Blocking this special protein could help treat IBD, arthritis and more
Researchers from University of Copenhagen have identified a special protein that they say may have a role in autoimmune diseases like inflammatory bowel disease (IBD), rheumatoid arthritis, psoriasis and possibly more. The finding could lead to therapies that block inflammation produced by the protein known as TL1A.
The study results, published in the journal PLOS ONE, may unlock the mysteries of what causes inflammation to lead to autoimmune diseases that happen when the immune system over-reacts.
For their investigation researchers analyzed cells from blood donors with and without the TL1A protein.
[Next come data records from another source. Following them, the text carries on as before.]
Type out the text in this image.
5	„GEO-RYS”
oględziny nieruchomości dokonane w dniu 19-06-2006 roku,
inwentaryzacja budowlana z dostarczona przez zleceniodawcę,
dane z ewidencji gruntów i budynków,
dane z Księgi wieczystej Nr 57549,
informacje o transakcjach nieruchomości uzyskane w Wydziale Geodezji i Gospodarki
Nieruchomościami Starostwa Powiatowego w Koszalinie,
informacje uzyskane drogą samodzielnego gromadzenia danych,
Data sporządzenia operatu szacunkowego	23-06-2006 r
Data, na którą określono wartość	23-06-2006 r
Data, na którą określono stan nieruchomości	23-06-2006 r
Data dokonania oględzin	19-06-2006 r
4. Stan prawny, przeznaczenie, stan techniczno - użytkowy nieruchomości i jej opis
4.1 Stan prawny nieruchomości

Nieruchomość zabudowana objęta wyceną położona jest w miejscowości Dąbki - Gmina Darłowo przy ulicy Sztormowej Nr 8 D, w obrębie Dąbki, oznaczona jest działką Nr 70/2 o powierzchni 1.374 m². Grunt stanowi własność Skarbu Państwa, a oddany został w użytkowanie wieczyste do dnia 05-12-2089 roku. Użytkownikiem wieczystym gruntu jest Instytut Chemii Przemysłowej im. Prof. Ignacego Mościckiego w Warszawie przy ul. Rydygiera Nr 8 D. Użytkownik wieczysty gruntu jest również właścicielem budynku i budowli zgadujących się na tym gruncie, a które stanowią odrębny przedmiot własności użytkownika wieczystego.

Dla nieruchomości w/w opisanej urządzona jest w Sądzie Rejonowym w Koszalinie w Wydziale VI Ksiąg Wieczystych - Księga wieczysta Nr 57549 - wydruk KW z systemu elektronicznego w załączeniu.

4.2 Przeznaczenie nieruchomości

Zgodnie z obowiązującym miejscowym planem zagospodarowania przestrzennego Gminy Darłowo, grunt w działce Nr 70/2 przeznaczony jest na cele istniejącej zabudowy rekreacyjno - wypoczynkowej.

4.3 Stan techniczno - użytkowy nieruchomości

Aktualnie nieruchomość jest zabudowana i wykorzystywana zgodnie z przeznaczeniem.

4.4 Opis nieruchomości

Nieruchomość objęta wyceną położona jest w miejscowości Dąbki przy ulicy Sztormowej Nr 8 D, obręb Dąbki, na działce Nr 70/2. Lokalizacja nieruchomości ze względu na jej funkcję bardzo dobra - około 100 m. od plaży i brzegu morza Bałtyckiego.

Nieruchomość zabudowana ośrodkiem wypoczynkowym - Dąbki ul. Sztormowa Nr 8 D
"Through analysing blood cells, we have observed that a particular protein called TL1A can get healthy cells to behave like those we see in chronic inflammation. This is bringing us closer to unlocking the mystery of inflammation,” says Kirsten Reichwald, PhD student at the Department of Veterinary Disease Biology, Faculty of Health and Medical Sciences, University of Copenhagen in a press release.
Reichwald notes that biological treatments can stop rheumatoid arthritis from advancing. But in order to deliver targeted treatment more information is needed on the exact processes that cause inflammation.
What the researchers found is that TL1A induces pro-inflammatory cytokines that are linked to rheumatoid arthritis, IBD, psoriasis and other autoimmune diseases. Targeting the TL1A protein with biological therapies could potentially help treat inflammatory bowel and other diseases that are brought about by autoimmune dysfunction.